Dr Woodard said “big American databases were big, clumsy and enormously expensive for small companies to customize”.

He said the Evado system made programming relatively easy.

“We can put pictures, traces and x-rays in the database that bigger systems can’t do. We’re a very keen supporter,” Dr Woodard said.

The software’s developer, Ross Anderson said that being web-based meant never having to worry about a back-up and told of “one big pharma” who lost a lap-top computer with 5,000 patients’ records over two years of a clinical trial.

“That doesn’t happen with us,” Mr Anderson said.

He said the Evado system can monitor and store data for global trials and for numerous trials at any one time, as well as determine which users can have access to which trial and level of patient and subject data.

“We can store two billion records,” Mr Anderson said.

He said the Evado system exceeded FDA requirements and its data was compatible and transferable to other systems.
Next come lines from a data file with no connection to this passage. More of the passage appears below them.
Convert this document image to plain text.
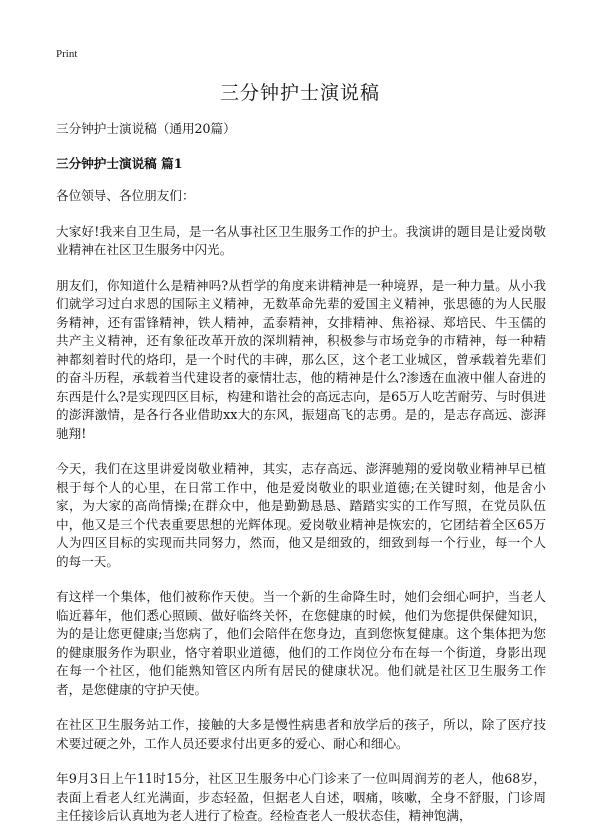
Print
三分钟护士演说稿
三分钟护士演说稿（通用20篇）
三分钟护士演说稿 篇1

各位领导、各位朋友们：

大家好!我来自卫生局，是一名从事社区卫生服务工作的护士。我演讲的题目是让爱岗敬业精神在社区卫生服务中闪光。

朋友们，你知道什么是精神吗?从哲学的角度来讲精神是一种境界，是一种力量。从小我们就学习过白求恩的国际主义精神，无数革命先辈的爱国主义精神，张思德的为人民服务精神，还有雷锋精神，铁人精神，孟泰精神，女排精神、焦裕禄、郑培民、牛玉儒的共产主义精神，还有象征改革开放的深圳精神，积极参与市场竞争的市精神，每一种精神都刻着时代的烙印，是一个时代的丰碑，那么区，这个老工业城区，曾承载着先辈们的奋斗历程，承载着当代建设者的豪情壮志，他的精神是什么?渗透在血液中催人奋进的东西是什么?是实现四区目标，构建和谐社会的高远志向，是65万人吃苦耐劳、与时俱进的澎湃激情，是各行各业借助xx大的东风，振翅高飞的志勇。是的，是志存高远、澎湃驰翔!

今天，我们在这里讲爱岗敬业精神，其实，志存高远、澎湃驰翔的爱岗敬业精神早已植根于每个人的心里，在日常工作中，他是爱岗敬业的职业道德;在关键时刻，他是舍小家，为大家的高尚情操;在群众中，他是勤勤恳恳、踏踏实实的工作写照，在党员队伍中，他又是三个代表重要思想的光辉体现。爱岗敬业精神是恢宏的，它团结着全区65万人为四区目标的实现而共同努力，然而，他又是细致的，细致到每一个行业，每一个人的每一天。

有这样一个集体，他们被称作天使。当一个新的生命降生时，她们会细心呵护，当老人临近暮年，他们悉心照顾、做好临终关怀，在您健康的时候，他们为您提供保健知识，为的是让您更健康;当您病了，他们会陪伴在您身边，直到您恢复健康。这个集体把为您的健康服务作为职业，恪守着职业道德，他们的工作岗位分布在每一个街道，身影出现在每一个社区，他们能熟知管区内所有居民的健康状况。他们就是社区卫生服务工作者，是您健康的守护天使。

在社区卫生服务站工作，接触的大多是慢性病患者和放学后的孩子，所以，除了医疗技术要过硬之外，工作人员还要求付出更多的爱心、耐心和细心。

年9月3日上午11时15分，社区卫生服务中心门诊来了一位叫周润芳的老人，他68岁，表面上看老人红光满面，步态轻盈，但据老人自述，咽痛，咳嗽，全身不舒服，门诊周主任接诊后认真地为老人进行了检查。经检查老人一般状态佳，精神饱满，
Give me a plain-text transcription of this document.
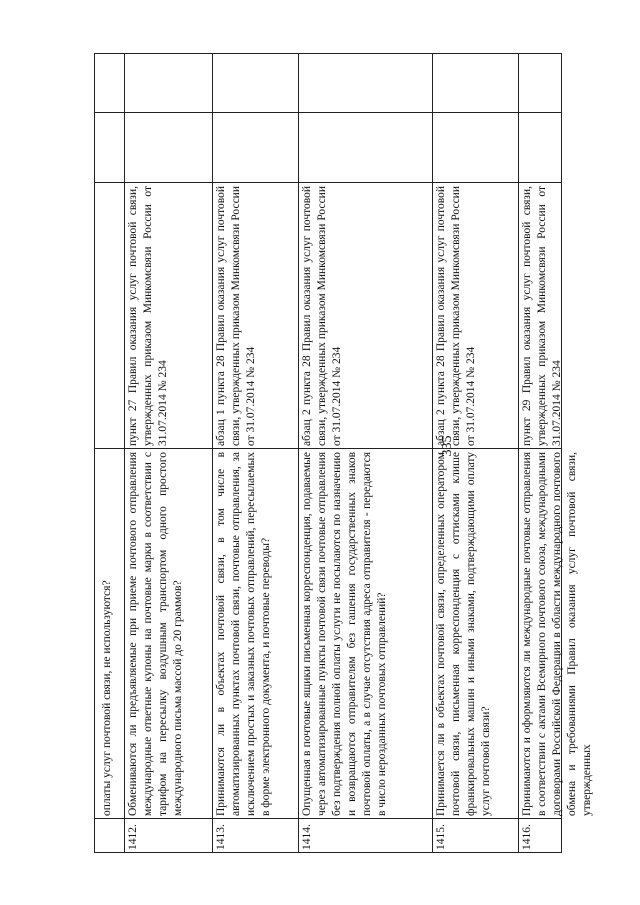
335
оплаты услуг почтовой связи, не используются?
1412.
Обмениваются ли предъявляемые при приеме почтового отправления международные ответные купоны на почтовые марки в соответствии с тарифом на пересылку воздушным транспортом одного простого международного письма массой до 20 граммов?
пункт 27 Правил оказания услуг почтовой связи, утвержденных приказом Минкомсвязи России от 31.07.2014 № 234
1413.
Принимаются ли в объектах почтовой связи, в том числе в автоматизированных пунктах почтовой связи, почтовые отправления, за исключением простых и заказных почтовых отправлений, пересылаемых в форме электронного документа, и почтовые переводы?
абзац 1 пункта 28 Правил оказания услуг почтовой связи, утвержденных приказом Минкомсвязи России от 31.07.2014 № 234
1414.
Опущенная в почтовые ящики письменная корреспонденция, подаваемые через автоматизированные пункты почтовой связи почтовые отправления без подтверждения полной оплаты услуги не посылаются по назначению и возвращаются отправителям без гашения государственных знаков почтовой оплаты, а в случае отсутствия адреса отправителя - передаются в число нерозданных почтовых отправлений?
абзац 2 пункта 28 Правил оказания услуг почтовой связи, утвержденных приказом Минкомсвязи России от 31.07.2014 № 234
1415.
Принимается ли в объектах почтовой связи, определенных оператором почтовой связи, письменная корреспонденция с оттисками клише франкировальных машин и иными знаками, подтверждающими оплату услуг почтовой связи?
абзац 2 пункта 28 Правил оказания услуг почтовой связи, утвержденных приказом Минкомсвязи России от 31.07.2014 № 234
1416.
Принимаются и оформляются ли международные почтовые отправления в соответствии с актами Всемирного почтового союза, международными договорами Российской Федерации в области международного почтового обмена и требованиями Правил оказания услуг почтовой связи, утвержденных
пункт 29 Правил оказания услуг почтовой связи, утвержденных приказом Минкомсвязи России от 31.07.2014 № 234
The director of the Monash University Centre for Ethics in Medicine and Society and the Clinical Ethics Service at the Alfred Hospital Prof Paul Komesaroff said the Evado system came from the germ of an idea and the “sense among clinical researchers for the need for a more flexible and accessible collection of data”.

He said the alternatives were either prohibitively expensive systems or the arduous collection of data, particularly in clinical trials of information and the use of simple, manually operated software such as XL spreadsheets, with the high risk of data error.

He said the Evado system met the requirements of easy data handling with “safety, confidentiality as well as transparency”.

“There is a need for a seamless process to manage data in a reliable safe and transparent way. It can be tailored to different requirements from single researcher to multi-national trials and all that is for the community’s benefit.

The Evado software is supported by Microsoft’s health and human services and was developed with Intel, La Trobe University and the Victorian Government.